DriftGuard — Autonomous Model Health Platform

DriftGuard is a production-grade, self-healing MLOps platform designed to detect data drift, concept drift, and model degradation in real time, automatically trigger validating retraining pipelines, and progressively deploy champion models via progressive canary routers.


Architecture Design

                     +---------------------------------------+
                     |          Client Application           |
                     +-------------------+-------------------+
                                         |
                                (Predict Telemetry)
                                         v
                     +-------------------+-------------------+
                     |          DriftGuard SDK               |
                     |  - Wrapper pattern intercept          |
                     |  - River ADWIN concept drift checks   |
                     +-------------------+-------------------+
                                         |
                                 (HTTP Telemetry)
                                         v
                     +-------------------+-------------------+
                     |       DriftGuard FastAPI Core API     | <---+ NextJS Dashboard (:3000)
                     |       - /register, /predict, /drift   | <---+ Grafana (:3001)
                     |       - Prom metrics /metrics (:8000) |
                     +-------------------+-------------------+
                                         |
                        (SLA Drift Breach Trigger)
                                         v
                     +-------------------+-------------------+
                     |      Prefect Orchestration Server     |
                     |      - drift_detection_flow (:4200)   |
                     +-------------------+-------------------+
                                         |
                                 (Runs steps)
                                         v
                     +-------------------+-------------------+
                     |      ZenML Step Training Pipelines    |
                     |  - Step 1: Great Expectations Validate|
                     |  - Step 2: Feast Feature Store Check  |
                     |  - Step 3: Train & Track (MLflow/W&B) |
                     |  - Step 4: Validate (>1% boost check) |
                     |  - Step 5: Canary Progressive Deploy  |
                     |  - Step 6: Immutable JSON Ledger & PDF|
                     +-------------------+-------------------+
                                         |
                            (Progressive Split Promotes)
                                         v
                     +-------------------+-------------------+
                     |       BentoML & Ray Serve Fleet       |
                     |       - canary_router: 10%->100%      |
                     |       - SLA Monitoring & Rollbacks    |
                     +---------------------------------------+

Prerequisites

To run and configure DriftGuard, ensure the following are installed:

  • Python 3.11 only (Ray and BentoML have incomplete 3.12 support).
  • Docker & Docker Compose (for multi-service orchestration).
  • kubectl & Helm (optional, for Kubernetes deployments).
  • HashiCorp Terraform (optional, for AWS cloud provisioning).

Quick Start in 5 Lines

Wrap any scikit-learn, PyTorch, or HuggingFace model with DriftGuard SDK to track predictions, compute concept drift, and initiate auto-healing:

from driftguard import DriftGuard

# 1. Initialize DriftGuard
dg = DriftGuard(model_id="fraud-detector-v1", api_url="http://localhost:8000", drift_threshold=0.15, auto_retrain=True)
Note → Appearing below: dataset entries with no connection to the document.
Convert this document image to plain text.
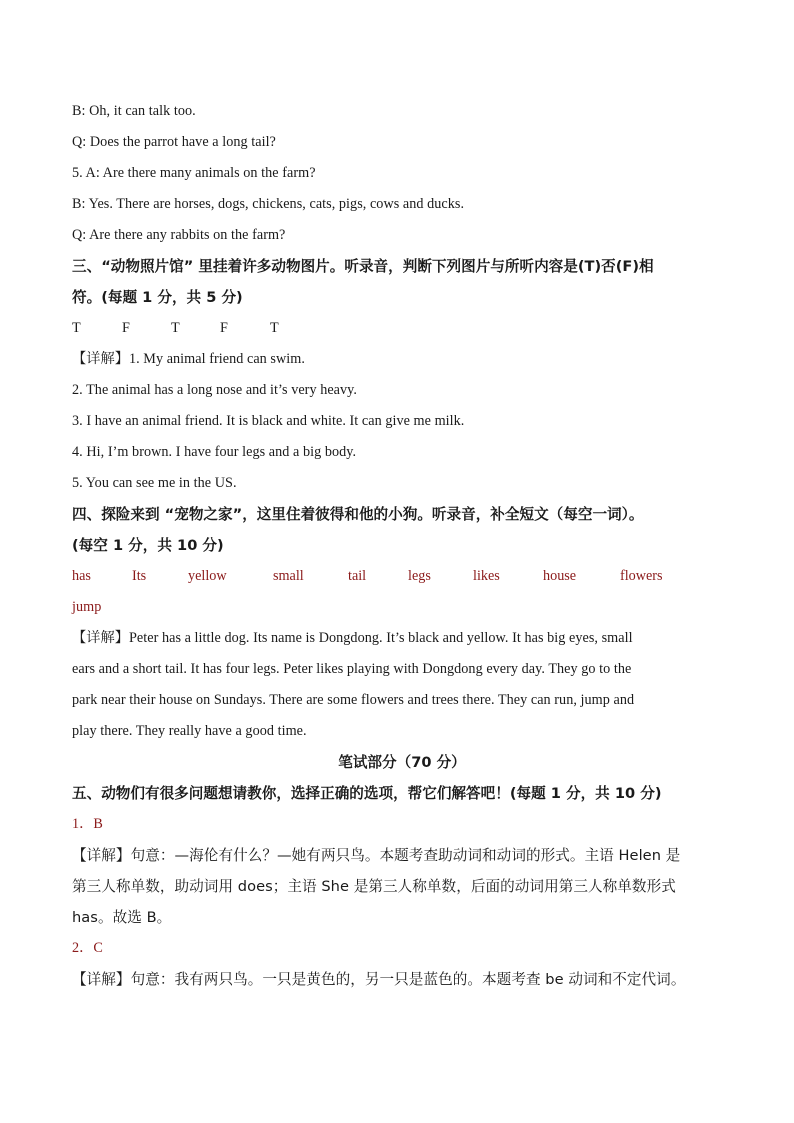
B: Oh, it can talk too.
Q: Does the parrot have a long tail?
5. A: Are there many animals on the farm?
B: Yes. There are horses, dogs, chickens, cats, pigs, cows and ducks.
Q: Are there any rabbits on the farm?
三、“动物照片馆” 里挂着许多动物图片。听录音，判断下列图片与所听内容是(T)否(F)相
符。(每题 1 分，共 5 分)
T	F	T	F	T
【详解】1. My animal friend can swim.
2. The animal has a long nose and it’s very heavy.
3. I have an animal friend. It is black and white. It can give me milk.
4. Hi, I’m brown. I have four legs and a big body.
5. You can see me in the US.
四、探险来到 “宠物之家”，这里住着彼得和他的小狗。听录音，补全短文（每空一词）。
(每空 1 分，共 10 分)
has	Its	yellow	small	tail	legs	likes	house	flowers
jump
【详解】Peter has a little dog. Its name is Dongdong. It’s black and yellow. It has big eyes, small
ears and a short tail. It has four legs. Peter likes playing with Dongdong every day. They go to the
park near their house on Sundays. There are some flowers and trees there. They can run, jump and
play there. They really have a good time.
笔试部分（70 分）
五、动物们有很多问题想请教你，选择正确的选项，帮它们解答吧！(每题 1 分，共 10 分)
1．B
【详解】句意：—海伦有什么？—她有两只鸟。本题考查助动词和动词的形式。主语 Helen 是
第三人称单数，助动词用 does；主语 She 是第三人称单数，后面的动词用第三人称单数形式
has。故选 B。
2．C
【详解】句意：我有两只鸟。一只是黄色的，另一只是蓝色的。本题考查 be 动词和不定代词。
# 2. Wrap model seamlessly
model = dg.wrap(trained_sklearn_model)

# 3. Predict normally - DriftGuard tracks inputs, outputs, and triggers retrain on drift!
prediction = model.predict(features)

Installation & Setup

1. Local Package Installation

Clone the repository and install the DriftGuard package locally:

git clone https://github.com/your-repo/DriftGuard.git
cd DriftGuard
pip install -e .

To install validation pipelines dependencies (Great Expectations + SQLAlchemy 1.4 pin) separately:

pip install -e ".[validation]"

2. Launch Platform Services

Spin up the entire 8-service DriftGuard stack (FastAPI, NextJS dashboard, MLflow, Prefect, Postgres, Redis, Prometheus, Grafana) instantly:

docker-compose -f infra/docker-compose.yml up --build -d

SDK Configuration Parameters

The DriftGuard class accepts the following parameters:

Parameter Type Default Description
model_id str Required Unique name identifier of the model.
api_url str http://localhost:8000 Gateway endpoint of the DriftGuard API.
drift_threshold float 0.15 Limit before concept drift alert and retraining triggers.
auto_retrain bool True Automatically triggers retraining flow on threshold breach.

API Gateway Documentation

DriftGuard Core API runs on port 8000. Key REST endpoints include:

POST /register

Registers a model for monitoring.

  • Request Body:
    {
      "model_id": "fraud-detector-v1",
      "drift_threshold": 0.15,
      "reference_data_path": "./data/baseline.parquet",
      "features": ["amount", "location_score", "velocity"]
    }
    
  • Response: {"status": "registered", "model_id": "fraud-detector-v1"}

POST /predict/{model_id}

SDK telemetry gateway recording prediction details and updating gauges.

  • Request Body:
    {
      "features": [1.2, 0.4, 9.8],
      "prediction": [1.0],
      "drift_score": 0.08
    }
    

GET /drift/{model_id}

Fetches the last 100 historical drift scores for Recharts charts rendering.

POST /retrain/{model_id}

Manually triggers the background retraining pipeline flow.

GET /metrics

Exposes system health gauges for Prometheus scrapers in OpenMetrics format.


Dashboards & Observability Portals

Once the docker services are online:

  1. NextJS UI Dashboard: Navigate to http://localhost:3000 to review models list, drift histories, vertical retraining timelines, and searchable audit logs.
  2. MLflow Registry: Access http://localhost:5000 to review runs parameters, artifacts (confusion matrix plots), and staging/production champions.
  3. Prefect Dashboard: Access http://localhost:4200 to inspect flows execution history.
  4. Grafana Dashboards: Open http://localhost:3001 (User: admin | Pass: admin) to view pre-provisioned telemetry panels scraping predictions, drift rates, accuracy levels, and quantiles latency.

Running Unit Tests

Run all unit tests verifying ADWIN concept detectors, Great Expectations validators, canary routing splits, emergency rollbacks, and cryptographic audit log chains:

pytest tests/ -v

Deploying to AWS Cloud (Terraform)

Deploy DriftGuard core infrastructure to Amazon Web Services:

cd infra/terraform
terraform init
terraform plan
terraform apply -var="db_password=SecurePasswordPass22!"

This provisions:

  • Amazon EKS cluster for progressive Kubernetes canary Rollouts.
  • Amazon RDS PostgreSQL database for MLflow, Prefect, and platform metadata.
  • Amazon ElastiCache Redis for online real-time Feast features access.
  • Amazon S3 bucket for artifacts.
  • Amazon ECR for Docker images.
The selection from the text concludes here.